Joe Buttleman

Personal information
- Full name: Joseph Edward Lewis Buttleman
- Born: 23 August 1987 (age 39) Basildon, Essex, England
- Height: 6 ft 3 in (1.91 m)
- Batting: Right-handed
- Bowling: Right-arm fast-medium
- Relations: Will Buttleman (brother)

Domestic team information
- 2007–2009: Durham UCCE

Career statistics
| Competition | First-class |
| Matches | 7 |
| Runs scored | 156 |
| Batting average | 14.18 |
| 100s/50s | 0/1 |
| Top score | 56* |
| Balls bowled | 550 |
| Wickets | 10 |
| Bowling average | 30.90 |
| 5 wickets in innings | 0 |
| 10 wickets in match | 0 |
| Best bowling | 2/32 |
| Catches/stumpings | 2/– |
- Source: Cricinfo, 19 August 2011

= Joe Buttleman =

English cricketer

Joseph Edward Lewis Buttleman (born 23 August 1987) is an English cricketer. Buttleman is a right-handed batsman who bowls right-arm fast-medium. He was born in Basildon, Essex and educated at Felsted School.

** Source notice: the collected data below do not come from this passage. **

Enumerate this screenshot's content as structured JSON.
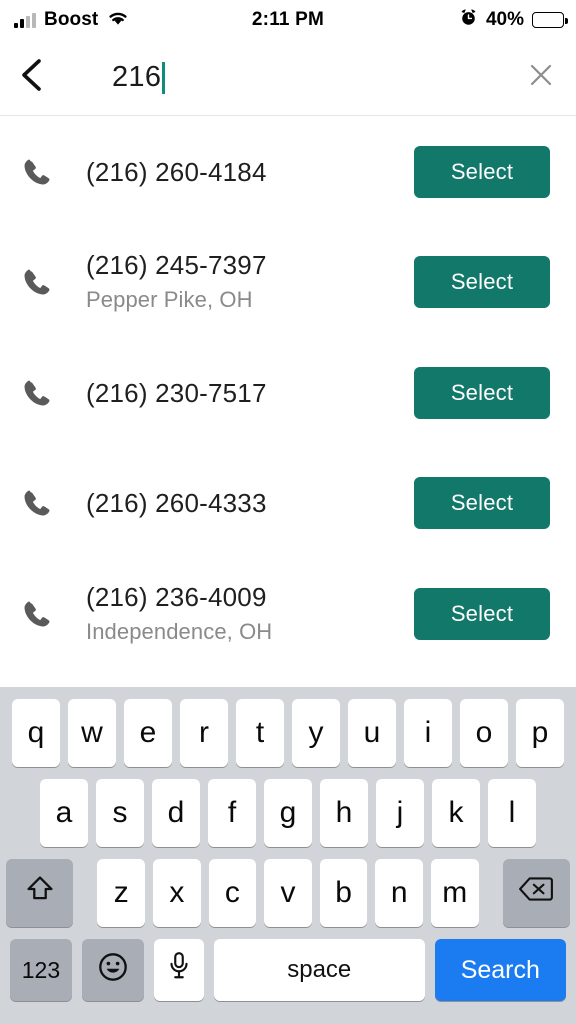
{
  "statusbar": {
    "carrier": "Boost",
    "time": "2:11 PM",
    "battery_percent": "40%",
    "signal_icon": "cellular-bars-icon",
    "wifi_icon": "wifi-icon",
    "alarm_icon": "alarm-clock-icon",
    "battery_icon": "battery-icon",
    "battery_level": 40
  },
  "header": {
    "back_icon": "chevron-left-icon",
    "search_value": "216",
    "search_placeholder": "Search",
    "clear_icon": "close-x-icon"
  },
  "results": [
    {
      "icon": "phone-icon",
      "number": "(216) 260-4184",
      "location": "",
      "action": "Select"
    },
    {
      "icon": "phone-icon",
      "number": "(216) 245-7397",
      "location": "Pepper Pike, OH",
      "action": "Select"
    },
    {
      "icon": "phone-icon",
      "number": "(216) 230-7517",
      "location": "",
      "action": "Select"
    },
    {
      "icon": "phone-icon",
      "number": "(216) 260-4333",
      "location": "",
      "action": "Select"
    },
    {
      "icon": "phone-icon",
      "number": "(216) 236-4009",
      "location": "Independence, OH",
      "action": "Select"
    }
  ],
  "keyboard": {
    "row1": [
      "q",
      "w",
      "e",
      "r",
      "t",
      "y",
      "u",
      "i",
      "o",
      "p"
    ],
    "row2": [
      "a",
      "s",
      "d",
      "f",
      "g",
      "h",
      "j",
      "k",
      "l"
    ],
    "row3": [
      "z",
      "x",
      "c",
      "v",
      "b",
      "n",
      "m"
    ],
    "shift_icon": "shift-arrow-icon",
    "backspace_icon": "backspace-delete-icon",
    "numeric_label": "123",
    "emoji_icon": "emoji-smiley-icon",
    "mic_icon": "microphone-icon",
    "space_label": "space",
    "search_label": "Search"
  },
  "colors": {
    "accent_teal": "#11786a",
    "search_blue": "#1a7cf0",
    "keyboard_bg": "#d1d4d9",
    "key_dark": "#a9aeb6"
  }
}
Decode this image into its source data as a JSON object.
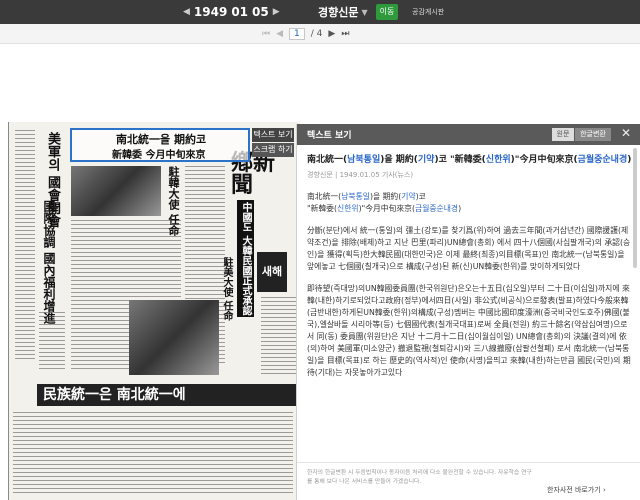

While studying for his degree at Durham University, Buttleman made his first-class debut for Durham UCCE against Durham in 2007. He made six further first-class appearances for the university, the last of which came against Warwickshire in 2009. In his seven first-class matches, he scored 156 runs at an average of 14.18, with a high score of 56 not out. This score, his only first-class fifty, came against Lancashire in 2008. With the ball, he took 10 wickets at a bowling average of 30.90, with best figures of 2/32.